There exist only a few Irish words in common use....
In 2007, the same year that Europe declared Irish an official language of the Union, the Department of Community, Rural and Gaeltacht affairs here in Ireland estimated that there were only 44,000 speakers of the language.
This figure amounts to only 1% of the population and it is based only upon an estimation of the number of people who live within the designated Gaeltacht (Gaelic-speaking) areas. The percentage of those who use the language extensively, or even regularly, has to be a lot less.
Gaelic Irish is a required subject in public schools, and so there is a rudimentary level of knowledge within the culture. There are Irish-language radio programs and a television station that shows good Irish-language documentaries that are subtititled in English. The newspapers have a tendency to feature at least one article written in the old language.

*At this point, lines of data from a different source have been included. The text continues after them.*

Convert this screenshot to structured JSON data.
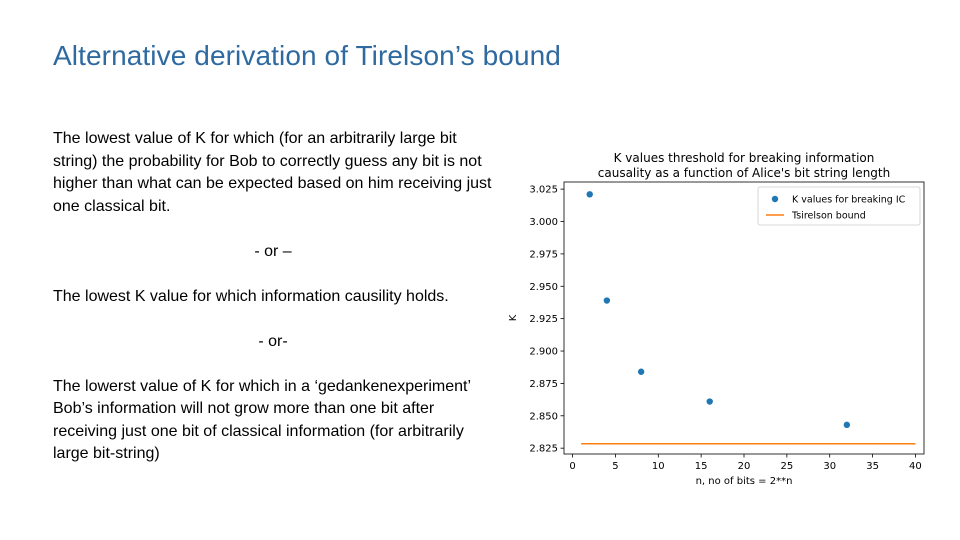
{
  "slide": {
    "title": "Alternative derivation of Tirelson’s bound",
    "paragraph1": "The lowest value of K for which (for an arbitrarily large bit string) the probability for Bob to correctly guess any bit is not higher than what can be expected based on him receiving just one classical bit.",
    "separator1": "- or –",
    "paragraph2": "The lowest K value for which information causility holds.",
    "separator2": "- or-",
    "paragraph3": "The lowerst value of K for which in a ‘gedankenexperiment’ Bob’s information will not grow more than one bit after receiving just one bit of classical information (for arbitrarily large bit-string)"
  },
  "chart_data": {
    "type": "scatter",
    "title_line1": "K values threshold for breaking information",
    "title_line2": "causality as a function of Alice's bit string length",
    "xlabel": "n, no of bits = 2**n",
    "ylabel": "K",
    "xlim": [
      -1,
      41
    ],
    "ylim": [
      2.8205,
      3.0305
    ],
    "xticks": [
      0,
      5,
      10,
      15,
      20,
      25,
      30,
      35,
      40
    ],
    "yticks": [
      2.825,
      2.85,
      2.875,
      2.9,
      2.925,
      2.95,
      2.975,
      3.0,
      3.025
    ],
    "ytick_labels": [
      "2.825",
      "2.850",
      "2.875",
      "2.900",
      "2.925",
      "2.950",
      "2.975",
      "3.000",
      "3.025"
    ],
    "legend_position": "top-right",
    "series": [
      {
        "name": "K values for breaking IC",
        "kind": "scatter",
        "color": "#1f77b4",
        "x": [
          2,
          4,
          8,
          16,
          32
        ],
        "y": [
          3.021,
          2.939,
          2.884,
          2.861,
          2.843
        ]
      },
      {
        "name": "Tsirelson bound",
        "kind": "line",
        "color": "#ff7f0e",
        "x": [
          1,
          40
        ],
        "y": [
          2.8284,
          2.8284
        ]
      }
    ]
  }
}
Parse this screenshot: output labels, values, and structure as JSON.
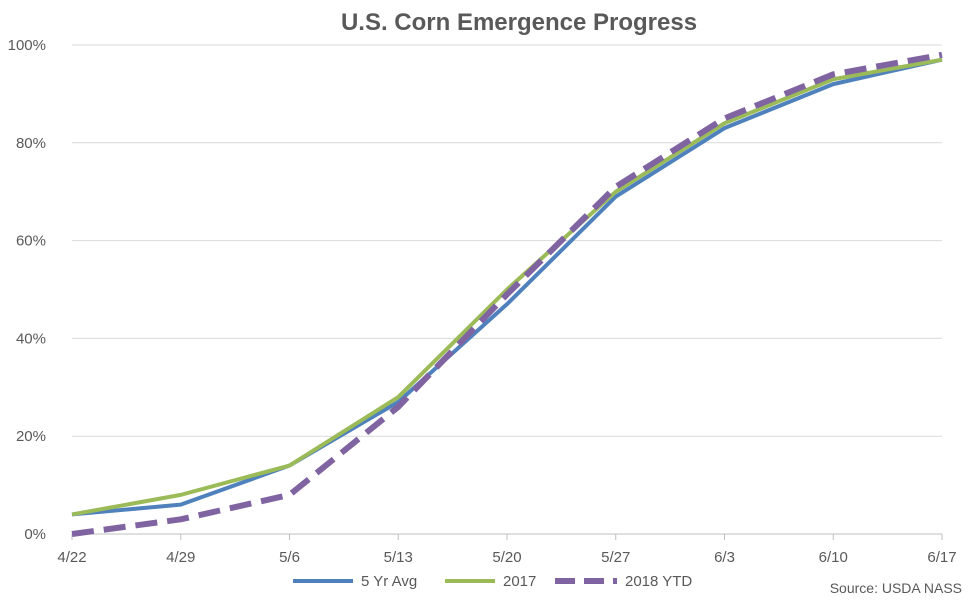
{
  "chart_data": {
    "type": "line",
    "title": "U.S. Corn Emergence Progress",
    "categories": [
      "4/22",
      "4/29",
      "5/6",
      "5/13",
      "5/20",
      "5/27",
      "6/3",
      "6/10",
      "6/17"
    ],
    "y_tick_labels": [
      "0%",
      "20%",
      "40%",
      "60%",
      "80%",
      "100%"
    ],
    "ylim": [
      0,
      100
    ],
    "grid": true,
    "legend_position": "bottom",
    "series": [
      {
        "name": "5 Yr Avg",
        "color": "#4f81bd",
        "dash": "solid",
        "values": [
          4,
          6,
          14,
          27,
          47,
          69,
          83,
          92,
          97
        ]
      },
      {
        "name": "2017",
        "color": "#9bbb59",
        "dash": "solid",
        "values": [
          4,
          8,
          14,
          28,
          50,
          70,
          84,
          93,
          97
        ]
      },
      {
        "name": "2018 YTD",
        "color": "#8064a2",
        "dash": "dashed",
        "values": [
          0,
          3,
          8,
          26,
          49,
          71,
          85,
          94,
          98
        ]
      }
    ],
    "source": "Source: USDA NASS"
  }
}
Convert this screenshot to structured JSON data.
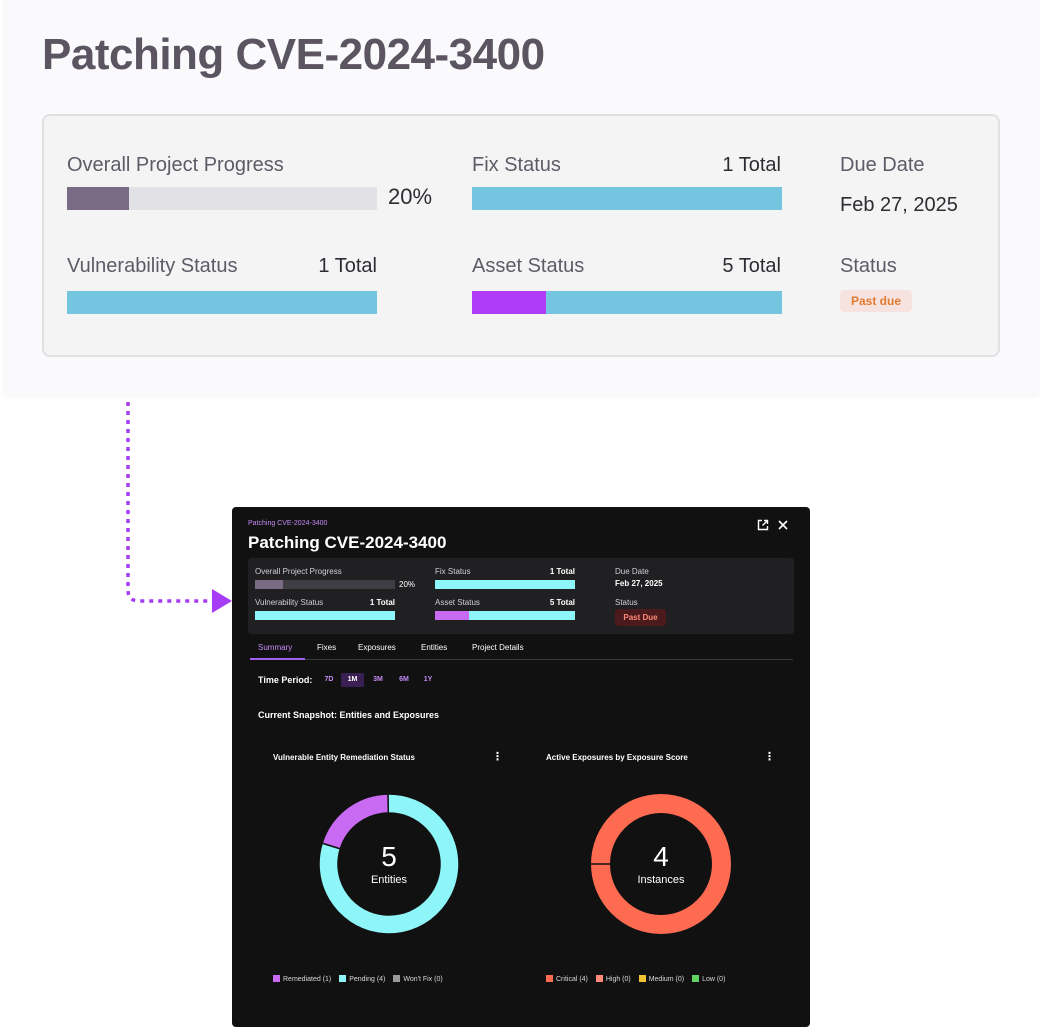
{
  "project": {
    "title": "Patching CVE-2024-3400",
    "overall_progress": {
      "label": "Overall Project Progress",
      "value": "20%",
      "fraction": 0.2
    },
    "fix_status": {
      "label": "Fix Status",
      "total": "1 Total"
    },
    "due_date": {
      "label": "Due Date",
      "value": "Feb 27, 2025"
    },
    "vulnerability_status": {
      "label": "Vulnerability Status",
      "total": "1 Total"
    },
    "asset_status": {
      "label": "Asset Status",
      "total": "5 Total",
      "segments": [
        {
          "color": "#b13cf7",
          "fraction": 0.24
        },
        {
          "color": "#73c5e0",
          "fraction": 0.76
        }
      ]
    },
    "status": {
      "label": "Status",
      "badge_large": "Past due",
      "badge_small": "Past Due"
    }
  },
  "colors": {
    "progress_fill": "#7a6b85",
    "bar_blue_large": "#73c5e0",
    "bar_cyan_small": "#8ef5f8",
    "purple": "#c96af3",
    "cyan": "#8ef5f8",
    "coral": "#ff6b50",
    "connector": "#a63df5"
  },
  "modal": {
    "breadcrumb": "Patching CVE-2024-3400",
    "icons": {
      "open": "external-link-icon",
      "close": "close-icon"
    },
    "tabs": [
      "Summary",
      "Fixes",
      "Exposures",
      "Entities",
      "Project Details"
    ],
    "active_tab": "Summary",
    "time_period": {
      "label": "Time Period:",
      "options": [
        "7D",
        "1M",
        "3M",
        "6M",
        "1Y"
      ],
      "selected": "1M"
    },
    "snapshot_title": "Current Snapshot: Entities and Exposures",
    "entity_chart": {
      "title": "Vulnerable Entity Remediation Status",
      "center_value": "5",
      "center_label": "Entities",
      "legend": [
        {
          "label": "Remediated (1)",
          "color": "#c96af3"
        },
        {
          "label": "Pending (4)",
          "color": "#8ef5f8"
        },
        {
          "label": "Won't Fix (0)",
          "color": "#9a9a9a"
        }
      ]
    },
    "exposure_chart": {
      "title": "Active Exposures by Exposure Score",
      "center_value": "4",
      "center_label": "Instances",
      "legend": [
        {
          "label": "Critical (4)",
          "color": "#ff6b50"
        },
        {
          "label": "High (0)",
          "color": "#ff8a7a"
        },
        {
          "label": "Medium (0)",
          "color": "#f2c230"
        },
        {
          "label": "Low (0)",
          "color": "#5fd35f"
        }
      ]
    }
  },
  "chart_data": [
    {
      "type": "pie",
      "title": "Vulnerable Entity Remediation Status",
      "categories": [
        "Remediated",
        "Pending",
        "Won't Fix"
      ],
      "values": [
        1,
        4,
        0
      ],
      "colors": [
        "#c96af3",
        "#8ef5f8",
        "#9a9a9a"
      ],
      "center_text": "5 Entities",
      "legend": "bottom"
    },
    {
      "type": "pie",
      "title": "Active Exposures by Exposure Score",
      "categories": [
        "Critical",
        "High",
        "Medium",
        "Low"
      ],
      "values": [
        4,
        0,
        0,
        0
      ],
      "colors": [
        "#ff6b50",
        "#ff8a7a",
        "#f2c230",
        "#5fd35f"
      ],
      "center_text": "4 Instances",
      "legend": "bottom"
    }
  ]
}
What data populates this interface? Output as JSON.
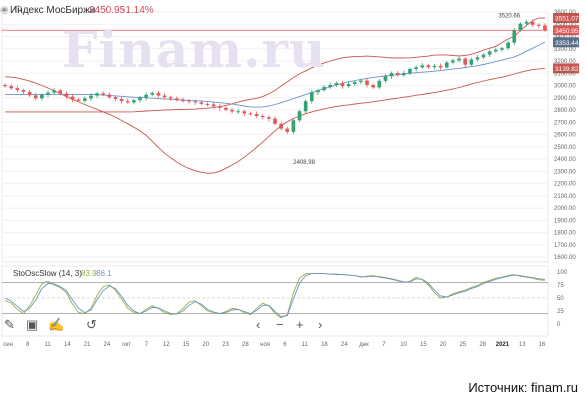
{
  "header": {
    "title": "Индекс МосБиржи",
    "price": "3450.95",
    "change": "-1.14%",
    "eye_icon": "eye-icon",
    "gear_icon": "gear-icon"
  },
  "watermark": "Finam.ru",
  "source": "Источник: finam.ru",
  "colors": {
    "up": "#33a374",
    "down": "#e05a5a",
    "band": "#c9574f",
    "ma": "#6d92c9",
    "stoch_k": "#93b347",
    "stoch_d": "#6d92c9",
    "current_line": "#e05a5a"
  },
  "indicator": {
    "label": "StoOscSlow (14, 3)",
    "k_value": "83.9",
    "d_value": "86.1"
  },
  "toolbar": [
    {
      "name": "pencil-icon",
      "glyph": "✎"
    },
    {
      "name": "calendar-icon",
      "glyph": "▣"
    },
    {
      "name": "edit-icon",
      "glyph": "✍"
    },
    {
      "name": "undo-icon",
      "glyph": "↺"
    },
    {
      "name": "back-arrow-icon",
      "glyph": "‹"
    },
    {
      "name": "zoom-out-icon",
      "glyph": "−"
    },
    {
      "name": "zoom-in-icon",
      "glyph": "+"
    },
    {
      "name": "forward-arrow-icon",
      "glyph": "›"
    }
  ],
  "chart_data": [
    {
      "type": "candlestick",
      "title": "Индекс МосБиржи",
      "ylim": [
        1560,
        3600
      ],
      "yticks": [
        1600,
        1700,
        1800,
        1900,
        2000,
        2100,
        2200,
        2300,
        2400,
        2500,
        2600,
        2700,
        2800,
        2900,
        3000,
        3100,
        3200,
        3300,
        3400,
        3500,
        3600
      ],
      "price_tags": [
        {
          "value": "3551.07",
          "price": 3551,
          "color": "#c9574f"
        },
        {
          "value": "3450.95",
          "price": 3451,
          "color": "#e05a5a"
        },
        {
          "value": "3353.44",
          "price": 3353,
          "color": "#5a6f8c"
        },
        {
          "value": "3139.82",
          "price": 3140,
          "color": "#c9574f"
        }
      ],
      "annotations": [
        {
          "text": "3520.66",
          "price": 3521
        },
        {
          "text": "2408.98",
          "price": 2409
        }
      ],
      "closes": [
        2995,
        2978,
        2962,
        2948,
        2920,
        2895,
        2925,
        2942,
        2960,
        2935,
        2910,
        2885,
        2875,
        2895,
        2918,
        2936,
        2925,
        2905,
        2890,
        2872,
        2862,
        2880,
        2900,
        2925,
        2940,
        2918,
        2905,
        2895,
        2880,
        2878,
        2870,
        2862,
        2850,
        2846,
        2830,
        2818,
        2802,
        2788,
        2790,
        2772,
        2768,
        2752,
        2742,
        2730,
        2688,
        2648,
        2622,
        2716,
        2790,
        2872,
        2945,
        2962,
        2988,
        3005,
        3020,
        2995,
        3012,
        3028,
        3040,
        3005,
        2985,
        3038,
        3075,
        3102,
        3085,
        3102,
        3135,
        3148,
        3165,
        3150,
        3160,
        3148,
        3188,
        3205,
        3220,
        3170,
        3212,
        3230,
        3252,
        3278,
        3292,
        3305,
        3350,
        3450,
        3505,
        3520,
        3495,
        3490,
        3451
      ],
      "upper_band": [
        2785,
        2785,
        2785,
        2785,
        2785,
        2785,
        2785,
        2785,
        2785,
        2785,
        2785,
        2785,
        2785,
        2785,
        2785,
        2785,
        2785,
        2785,
        2785,
        2785,
        2785,
        2786,
        2789,
        2792,
        2795,
        2798,
        2800,
        2802,
        2804,
        2805,
        2806,
        2808,
        2812,
        2816,
        2820,
        2828,
        2838,
        2850,
        2865,
        2878,
        2888,
        2895,
        2910,
        2932,
        2960,
        2995,
        3030,
        3065,
        3095,
        3120,
        3145,
        3165,
        3185,
        3200,
        3214,
        3226,
        3232,
        3238,
        3238,
        3240,
        3238,
        3234,
        3230,
        3225,
        3225,
        3225,
        3226,
        3230,
        3235,
        3240,
        3248,
        3250,
        3250,
        3245,
        3242,
        3245,
        3255,
        3270,
        3290,
        3305,
        3320,
        3350,
        3380,
        3400,
        3450,
        3490,
        3530,
        3550,
        3551
      ],
      "ma": [
        2928,
        2928,
        2928,
        2928,
        2928,
        2928,
        2928,
        2928,
        2928,
        2928,
        2928,
        2928,
        2928,
        2928,
        2928,
        2926,
        2922,
        2919,
        2915,
        2912,
        2908,
        2905,
        2903,
        2900,
        2897,
        2894,
        2891,
        2888,
        2885,
        2882,
        2879,
        2876,
        2873,
        2869,
        2865,
        2860,
        2855,
        2850,
        2842,
        2833,
        2826,
        2823,
        2826,
        2833,
        2845,
        2860,
        2876,
        2893,
        2910,
        2926,
        2942,
        2958,
        2974,
        2990,
        3005,
        3018,
        3030,
        3040,
        3050,
        3058,
        3066,
        3072,
        3078,
        3083,
        3088,
        3094,
        3100,
        3105,
        3109,
        3113,
        3117,
        3122,
        3128,
        3134,
        3140,
        3147,
        3154,
        3162,
        3172,
        3183,
        3195,
        3208,
        3220,
        3234,
        3255,
        3280,
        3305,
        3330,
        3353
      ],
      "lower_band": [
        3072,
        3068,
        3062,
        3050,
        3036,
        3020,
        3000,
        2980,
        2958,
        2935,
        2910,
        2888,
        2866,
        2845,
        2825,
        2805,
        2785,
        2765,
        2742,
        2715,
        2688,
        2660,
        2630,
        2592,
        2545,
        2495,
        2448,
        2410,
        2375,
        2347,
        2322,
        2305,
        2292,
        2284,
        2286,
        2300,
        2325,
        2352,
        2380,
        2415,
        2455,
        2495,
        2538,
        2585,
        2630,
        2672,
        2705,
        2730,
        2752,
        2770,
        2785,
        2798,
        2810,
        2820,
        2830,
        2836,
        2842,
        2849,
        2855,
        2861,
        2867,
        2875,
        2883,
        2890,
        2897,
        2905,
        2912,
        2920,
        2928,
        2935,
        2942,
        2952,
        2962,
        2972,
        2984,
        2997,
        3012,
        3025,
        3037,
        3048,
        3058,
        3068,
        3080,
        3094,
        3108,
        3120,
        3130,
        3136,
        3140
      ]
    },
    {
      "type": "line",
      "title": "StoOscSlow (14, 3)",
      "ylim": [
        0,
        100
      ],
      "yticks": [
        0,
        25,
        50,
        75,
        100
      ],
      "levels": [
        20,
        50,
        80
      ],
      "x_labels": [
        "сен",
        "8",
        "11",
        "14",
        "21",
        "24",
        "окт",
        "7",
        "12",
        "15",
        "20",
        "23",
        "28",
        "ноя",
        "6",
        "11",
        "18",
        "24",
        "дек",
        "7",
        "10",
        "15",
        "20",
        "25",
        "28",
        "2021",
        "13",
        "16"
      ],
      "series": [
        {
          "name": "K",
          "values": [
            45,
            40,
            28,
            20,
            35,
            55,
            78,
            82,
            75,
            70,
            60,
            38,
            22,
            20,
            30,
            55,
            72,
            75,
            65,
            48,
            30,
            22,
            20,
            28,
            35,
            30,
            22,
            18,
            20,
            30,
            42,
            45,
            35,
            25,
            22,
            20,
            24,
            30,
            28,
            22,
            18,
            30,
            40,
            35,
            20,
            12,
            18,
            60,
            88,
            97,
            97,
            97,
            97,
            96,
            95,
            95,
            94,
            93,
            90,
            92,
            93,
            90,
            88,
            86,
            83,
            80,
            82,
            90,
            85,
            75,
            60,
            50,
            52,
            58,
            62,
            65,
            70,
            74,
            80,
            84,
            88,
            90,
            93,
            95,
            92,
            90,
            88,
            85,
            84
          ]
        },
        {
          "name": "D",
          "values": [
            50,
            44,
            34,
            24,
            30,
            46,
            68,
            78,
            77,
            72,
            64,
            46,
            30,
            22,
            27,
            47,
            64,
            73,
            68,
            53,
            36,
            25,
            20,
            25,
            32,
            31,
            25,
            20,
            19,
            25,
            36,
            43,
            38,
            28,
            23,
            20,
            22,
            27,
            28,
            24,
            20,
            26,
            36,
            36,
            24,
            14,
            16,
            48,
            78,
            93,
            97,
            97,
            97,
            96,
            96,
            95,
            94,
            93,
            91,
            91,
            92,
            91,
            89,
            87,
            84,
            81,
            81,
            87,
            86,
            78,
            65,
            54,
            52,
            56,
            60,
            63,
            68,
            72,
            78,
            82,
            86,
            89,
            92,
            94,
            93,
            91,
            89,
            87,
            86
          ]
        }
      ]
    }
  ]
}
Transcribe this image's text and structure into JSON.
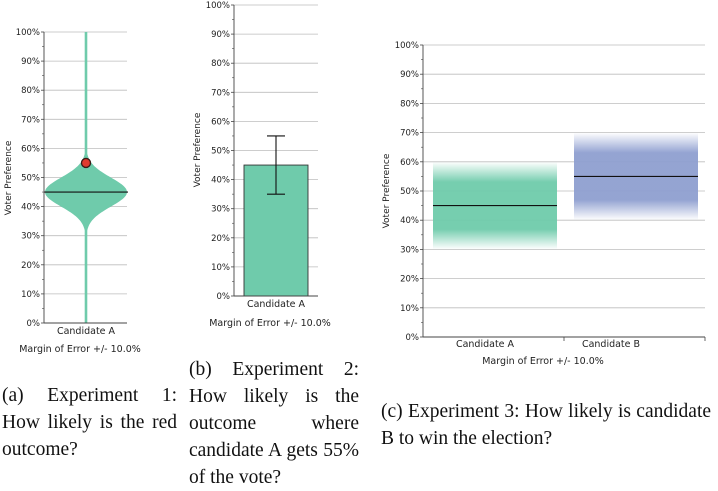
{
  "chart_data": [
    {
      "id": "a",
      "type": "violin",
      "caption_label": "(a)",
      "caption_text": "Experiment 1: How likely is the red outcome?",
      "ylabel": "Voter Preference",
      "xlabel": "Margin of Error +/- 10.0%",
      "category": "Candidate A",
      "ylim": [
        0,
        100
      ],
      "yticks": [
        "0%",
        "10%",
        "20%",
        "30%",
        "40%",
        "50%",
        "60%",
        "70%",
        "80%",
        "90%",
        "100%"
      ],
      "mean": 45,
      "margin_of_error": 10,
      "red_outcome": 55,
      "fill_color": "#6fcbab",
      "marker_color": "#e03a2e"
    },
    {
      "id": "b",
      "type": "bar",
      "caption_label": "(b)",
      "caption_text": "Experiment 2: How likely is the outcome where candidate A gets 55% of the vote?",
      "ylabel": "Voter Preference",
      "xlabel": "Margin of Error +/- 10.0%",
      "category": "Candidate A",
      "ylim": [
        0,
        100
      ],
      "yticks": [
        "0%",
        "10%",
        "20%",
        "30%",
        "40%",
        "50%",
        "60%",
        "70%",
        "80%",
        "90%",
        "100%"
      ],
      "value": 45,
      "error_low": 35,
      "error_high": 55,
      "fill_color": "#6fcbab"
    },
    {
      "id": "c",
      "type": "gradient_interval",
      "caption_label": "(c)",
      "caption_text": "Experiment 3: How likely is candidate B to win the election?",
      "ylabel": "Voter Preference",
      "xlabel": "Margin of Error +/- 10.0%",
      "categories": [
        "Candidate A",
        "Candidate B"
      ],
      "ylim": [
        0,
        100
      ],
      "yticks": [
        "0%",
        "10%",
        "20%",
        "30%",
        "40%",
        "50%",
        "60%",
        "70%",
        "80%",
        "90%",
        "100%"
      ],
      "values": [
        45,
        55
      ],
      "margin_of_error": 10,
      "colors": [
        "#6fcbab",
        "#8f9fd0"
      ]
    }
  ]
}
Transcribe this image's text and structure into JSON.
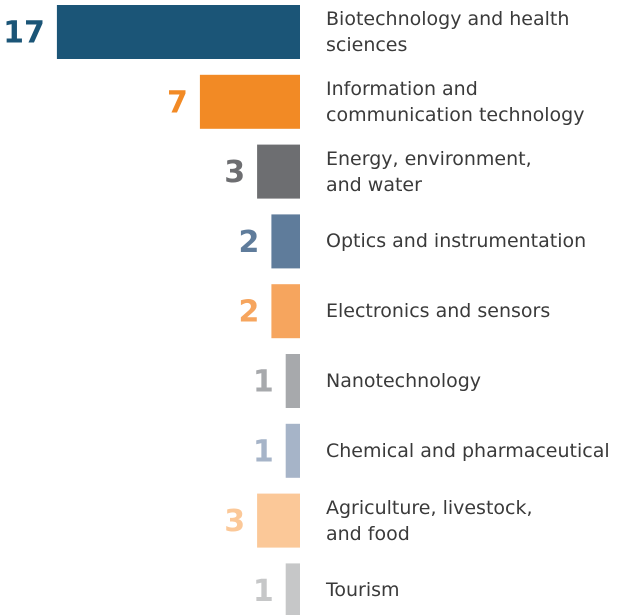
{
  "chart_data": {
    "type": "bar",
    "orientation": "horizontal",
    "categories": [
      "Biotechnology and health\nsciences",
      "Information and\ncommunication technology",
      "Energy, environment,\nand water",
      "Optics and instrumentation",
      "Electronics and sensors",
      "Nanotechnology",
      "Chemical and pharmaceutical",
      "Agriculture, livestock,\nand food",
      "Tourism"
    ],
    "values": [
      17,
      7,
      3,
      2,
      2,
      1,
      1,
      3,
      1
    ],
    "colors": [
      "#1b5577",
      "#f28a25",
      "#6d6e71",
      "#5f7c9b",
      "#f6a55e",
      "#a7a9ac",
      "#a6b4c8",
      "#fbc898",
      "#c6c7c8"
    ]
  }
}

But as an active language, Gaelic Irish is nearly extinct.
Politicians often feel compelled to demonstrate that they have some command of Irish; but at the same time they make a great show of being "one of the people." The people don't speak Irish.
According to the United Nations Educational, Scientific and Cultural Organization (UNESCO,) Gaelic Irish in 2009 is a language that is "definitely endangered," and it may be on its way to disuse.
In 2011 the political party Fine Gael suggested that the study of the Irish language, long requisite for the "leaving certificate" in public schools, be declared optional.